Вскоре с тракта, от сельсовета, проскакали Краснояром к Тугную с десяток вершников-бурят. Ахимья Ивановна открыла окошко.
— Куда они? — крикнула она соседям напротив: все бабы высунулись в окна.
— Это они на заставу… С Тугнуя, вишь, валит белая армия, нашим на подмогу… вот они встречу и поехали, — ответили бабы-всезнайки.
Бабы затараторили одна за другой, и, не сходя с места, Ахимья Ивановна узнала кучу новостей. Ей стало известно, что Астаха Кравцов, Покалин племяш Листрат и некоторые другие высланные уже несколько дней назад домой заявились; что наша-де взяла, сельсовет тоже наш, да и не сельсовет это теперь, а по-старому — сборня; что вместо сбежавшего председателя выберут старосту, и не на собрании, а на сходе, как в старину; что кругом советской власти настал конец, Хонхолой наш, и все новые распорядки идут из волости, из Мухоршибири, и артельщиков будут вылавливать и сечь им головы. Бабьи языки основательно развязались; скрывать было нечего, — «наша взяла!» Бабы будто выхвалялись одна перед другой: кто больше новостей знает.
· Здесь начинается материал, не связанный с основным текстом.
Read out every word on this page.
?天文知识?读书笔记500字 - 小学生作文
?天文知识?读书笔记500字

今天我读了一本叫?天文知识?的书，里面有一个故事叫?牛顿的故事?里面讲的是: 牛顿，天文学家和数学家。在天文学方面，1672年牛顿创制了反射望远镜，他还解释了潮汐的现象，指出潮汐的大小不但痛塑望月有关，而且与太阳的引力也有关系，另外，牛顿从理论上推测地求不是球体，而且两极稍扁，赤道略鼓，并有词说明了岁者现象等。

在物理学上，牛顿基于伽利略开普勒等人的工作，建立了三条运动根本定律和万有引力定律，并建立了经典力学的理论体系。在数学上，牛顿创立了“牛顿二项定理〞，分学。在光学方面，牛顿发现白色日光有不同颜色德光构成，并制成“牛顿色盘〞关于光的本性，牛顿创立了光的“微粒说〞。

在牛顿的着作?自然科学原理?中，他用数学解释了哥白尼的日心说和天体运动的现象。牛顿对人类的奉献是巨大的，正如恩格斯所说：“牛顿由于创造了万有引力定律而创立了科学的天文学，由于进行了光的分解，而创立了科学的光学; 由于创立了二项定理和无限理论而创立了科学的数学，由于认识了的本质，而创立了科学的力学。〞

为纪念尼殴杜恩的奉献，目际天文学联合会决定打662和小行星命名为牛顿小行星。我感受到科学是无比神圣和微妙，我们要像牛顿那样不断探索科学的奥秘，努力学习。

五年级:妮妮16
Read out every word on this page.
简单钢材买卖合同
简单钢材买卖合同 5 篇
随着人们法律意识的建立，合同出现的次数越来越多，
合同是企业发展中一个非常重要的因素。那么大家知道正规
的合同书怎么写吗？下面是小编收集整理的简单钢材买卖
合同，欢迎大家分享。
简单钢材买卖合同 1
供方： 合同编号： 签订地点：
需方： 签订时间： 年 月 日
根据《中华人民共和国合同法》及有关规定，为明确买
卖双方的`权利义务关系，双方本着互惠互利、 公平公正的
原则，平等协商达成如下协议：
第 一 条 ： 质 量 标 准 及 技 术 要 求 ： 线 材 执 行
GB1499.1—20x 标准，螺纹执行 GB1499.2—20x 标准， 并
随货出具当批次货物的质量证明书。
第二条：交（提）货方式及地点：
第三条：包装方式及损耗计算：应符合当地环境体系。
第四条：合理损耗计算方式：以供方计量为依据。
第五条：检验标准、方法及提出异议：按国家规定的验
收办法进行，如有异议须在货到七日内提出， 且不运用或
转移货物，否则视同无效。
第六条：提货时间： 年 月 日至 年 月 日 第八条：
— А я уж цельную неделю знала…
— А мне Кузьма, зять, еще когда сказывал, что будет перемена. Советовал, чтоб я подождала ехать в Завод с сеном: погоди, дескать, цены подымутся, тогда и съездишь.
— Вчерась красноармейцы всех бы посекли, ладно наши поднялись да не дали.
— Комуны-то попрятались да поубегали, а которых уж и арестовали, к сборне свели… Вот им и не глянется поди это, проклятым комунам!
— Спасибо мужикам еще скажите, что только самих артельщиков ищут, а баб с ребятишками не трогают…
— Теперь тебе, Ахимья, покажут, как кулацкий мед да чушек исть…
Слушала-слушала Ахимья Ивановна эти выкрики, в которых было всего предовольно: и злорадства, и сияющего самодовольства, и непроходимой глупости, — улыбнулась, да и сказала:
— Какую же перемену вы еще ждете? Власть везде одна. Эту власть поддерживать надо, коли на то пошло… Бунтовать — радости нету: за бунт-то по головке не погладят… Рано артельщиков хороните, а за вас, дур, да за уставщика, моего зятя, сердце у меня болит. За всех мужиков, кто обдурить себя дал…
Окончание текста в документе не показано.